The project represents a new phase of Facebook’s 10-year power supply deal struck in 2016 with Brookfield Renewable Partners, the Canadian-based global fund that bought the wind energy division of Bord Gáis back in 2014.

Brookfield’s wind turbines at Lisheen, Co Tipperary, already generate much of the power demands for Facebook’s data centres at Clonee. But just as the physical size and energy needs of that facility keep growing, so does Facebook’s investment in wind energy. Its power requirements will grow further as Facebook shifts some of its 4,000-strong workforce from its Docklands offices to its sprawling 2018 acquisition, the former AIB headquarters in Ballsbridge.

As part of their development plans for Lisheen III, due to be completed in 2022, the new farm will have a generation capacity of 28.8 megawatts which is sufficient for the annual needs of 20,000 homes.

Lisheen III will be constructed beside Brookfield’s less powerful existing farms: the 18-turbine Lisheen I, which started operations in 2007, and the 12-turbine Lisheen II.

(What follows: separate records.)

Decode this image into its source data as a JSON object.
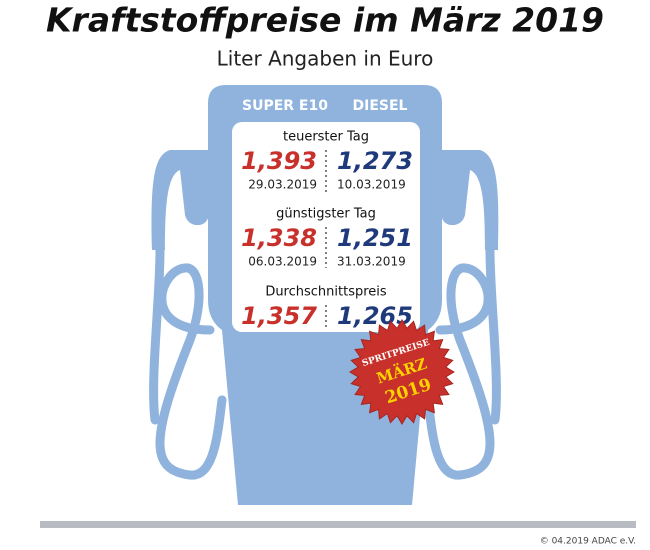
{
  "title": "Kraftstoffpreise im März 2019",
  "subtitle": "Liter Angaben in Euro",
  "columns": [
    "SUPER E10",
    "DIESEL"
  ],
  "sections": [
    {
      "label": "teuerster Tag",
      "super_e10": {
        "price": "1,393",
        "date": "29.03.2019"
      },
      "diesel": {
        "price": "1,273",
        "date": "10.03.2019"
      }
    },
    {
      "label": "günstigster Tag",
      "super_e10": {
        "price": "1,338",
        "date": "06.03.2019"
      },
      "diesel": {
        "price": "1,251",
        "date": "31.03.2019"
      }
    },
    {
      "label": "Durchschnittspreis",
      "super_e10": {
        "price": "1,357"
      },
      "diesel": {
        "price": "1,265"
      }
    }
  ],
  "badge": [
    "SPRITPREISE",
    "MÄRZ",
    "2019"
  ],
  "footer": "© 04.2019 ADAC e.V."
}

Other tech giants based here are sponsoring their own wind farms to generate electricity for the national grid that can be offset against their own consumption, particularly by data centres. Amazon already has partnered with a Donegal wind farm and plans to do the same at a second farm under development in Cork.

These arrangements are known as corporate power purchase agreements (CPPAs). They enable companies to build or help fund off-site renewable energy generation, including solar power fields and wind farms.

“We appreciate this strong collaboration with Brookfield Renewable and we are excited to be part of bringing this new wind project to the grid,” said Colin Spain, Facebook’s energy manager for EMEA. “We hope it will not only support our operations in Ireland and our goal of 100pc renewable energy for all of our global operations, but will encourage all stakeholders to work together to bring additional renewables to the grid via corporate power purchase agreements.”

Facebook also announced it is supporting new solar and wind projects in the US states of Illinois, Ohio, Tennessee and Utah that, together with its expansion in Ireland, would deliver 806 megawatts of power. The firm already has global supply deals in place for more than 2 gigawatts of power and is aiming to secure another 1.5 gigawatts by the end of the year.

Ciarán O’Brien, Brookfield’s chief commercial officer for Ireland and the UK, said Facebook was “demonstrating the role that companies can have in adding renewable capacity to the grid and meeting carbon reduction goals”.

Toronto-based Brookfield Renewables is listed on the New York Stock Exchange and majority-owned by an asset management fund headquartered in Bermuda.

Brookfield Renewables has a market value approaching $8bn (€6.8bn) and a portfolio of nearly 5,300 power generation facilities worldwide, chiefly in hydroelectric plants.